A year later, his grey trilby was chosen, in combination with a Mary Quant dress, for the very first Dress of the Year outfit; it was selected by the Fashion Writers' Association.

==Brand hallmarks==
Although Reed Crawford was working within the couture system, his key interest was in radical design and material combinations. A collection of plastic hats created in 1965 for visitors to Royal Ascot attracted international attention, with designs comprising a modified souwester, a helmet hat and a bonnet style with visor. He described the hats as "wet paddock" millinery; a Canadian newspaper suggested they would be excellent for fishing in combination with hip-waders. He undertook occasional publicity stunts, including 'icing' felt hats using a syringe filled with quick-drying plastic glue and creating a hat called 'Dollar Princess' made of aluminium milk bottle tops – both publicising the work of IncSoc members. More unusual fabric combinations included his 1966 transparent PVC hats trimmed with mink fur.
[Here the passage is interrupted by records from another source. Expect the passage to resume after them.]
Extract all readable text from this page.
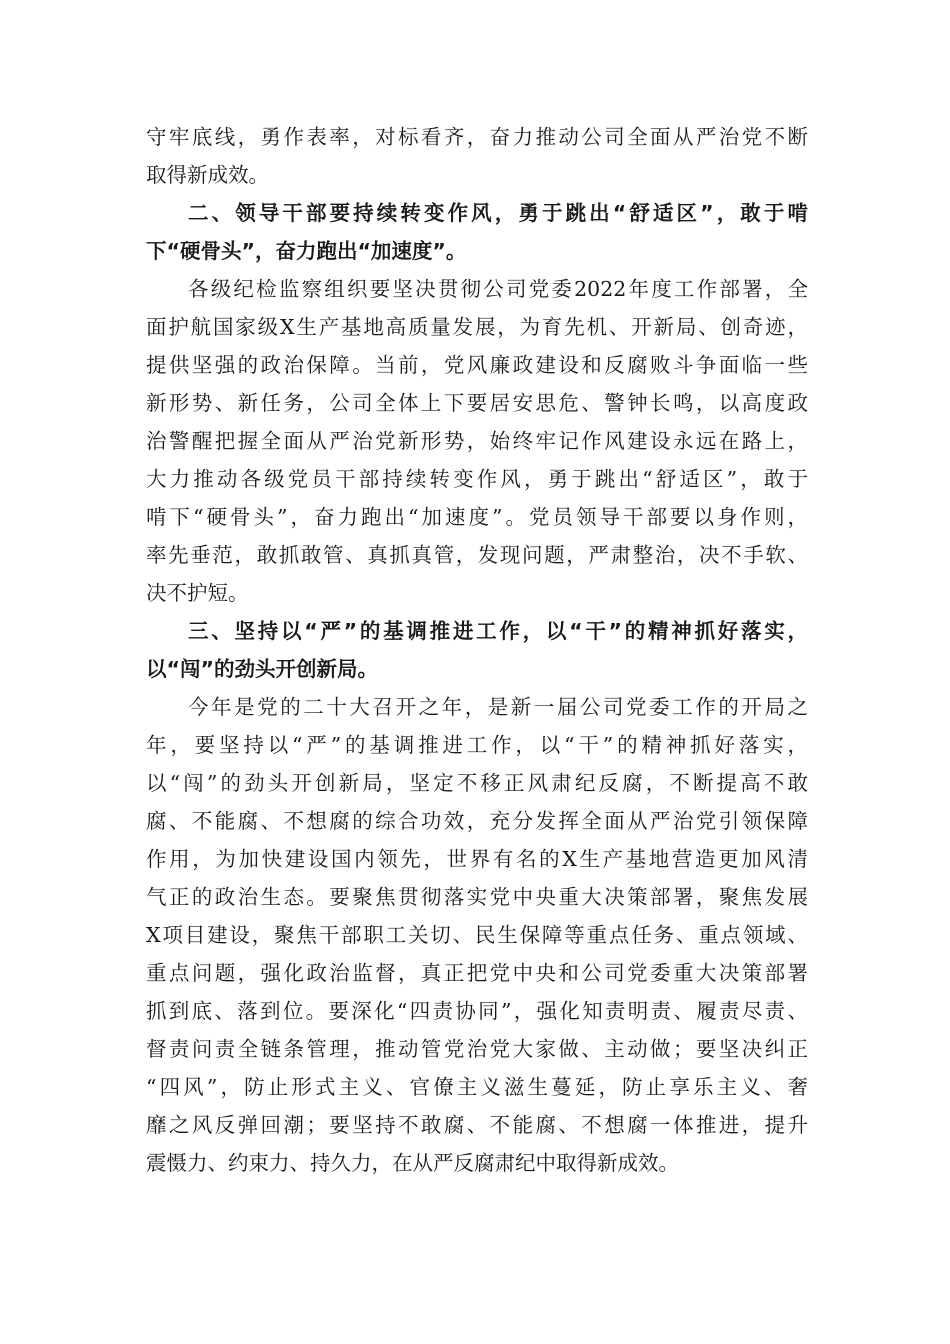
守牢底线，勇作表率，对标看齐，奋力推动公司全面从严治党不断
取得新成效。
二、领导干部要持续转变作风，勇于跳出“舒适区”，敢于啃
下“硬骨头”，奋力跑出“加速度”。
各级纪检监察组织要坚决贯彻公司党委2022年度工作部署，全
面护航国家级X生产基地高质量发展，为育先机、开新局、创奇迹，
提供坚强的政治保障。当前，党风廉政建设和反腐败斗争面临一些
新形势、新任务，公司全体上下要居安思危、警钟长鸣，以高度政
治警醒把握全面从严治党新形势，始终牢记作风建设永远在路上，
大力推动各级党员干部持续转变作风，勇于跳出“舒适区”，敢于
啃下“硬骨头”，奋力跑出“加速度”。党员领导干部要以身作则，
率先垂范，敢抓敢管、真抓真管，发现问题，严肃整治，决不手软、
决不护短。
三、坚持以“严”的基调推进工作，以“干”的精神抓好落实，
以“闯”的劲头开创新局。
今年是党的二十大召开之年，是新一届公司党委工作的开局之
年，要坚持以“严”的基调推进工作，以“干”的精神抓好落实，
以“闯”的劲头开创新局，坚定不移正风肃纪反腐，不断提高不敢
腐、不能腐、不想腐的综合功效，充分发挥全面从严治党引领保障
作用，为加快建设国内领先，世界有名的X生产基地营造更加风清
气正的政治生态。要聚焦贯彻落实党中央重大决策部署，聚焦发展
X项目建设，聚焦干部职工关切、民生保障等重点任务、重点领域、
重点问题，强化政治监督，真正把党中央和公司党委重大决策部署
抓到底、落到位。要深化“四责协同”，强化知责明责、履责尽责、
督责问责全链条管理，推动管党治党大家做、主动做；要坚决纠正
“四风”，防止形式主义、官僚主义滋生蔓延，防止享乐主义、奢
靡之风反弹回潮；要坚持不敢腐、不能腐、不想腐一体推进，提升
震慑力、约束力、持久力，在从严反腐肃纪中取得新成效。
His aspirations as a designer did not always dovetail with the market he served. In a 1990s interview for the Costume Society, he said: "we basically dealt with the gentry. That was a bit difficult for me because I wanted to be in the avant-garde of fashion". In the same interview, he described his interest being primarily in the sculptural aspects of hatmaking and the variety of techniques and materials that could be used to create them.

Not all his designs met with approval from the fashion press. Alison Adburgham of The Guardian described him as a milliner of "outrageous convictions". Reviewing his 1964 autumn/winter collection, she said: "As for Reed Crawford's hats, they beggar description, especially his cocktail confections: high-standing exclamation pieces stuck through with monstrous hat-pins. Funnier hats have appeared in pantomimes, but not much funnier".

==Later career and legacy==
Following his career in couture, Reed Crawford became a lecturer at the London College of Fashion.
A selection of images of his work with John Cavanagh is held by the University of the Arts' VADS archive. His Dress of the Year hat – one of his less radical designs – is part of the permanent collection at the Fashion Museum, Bath.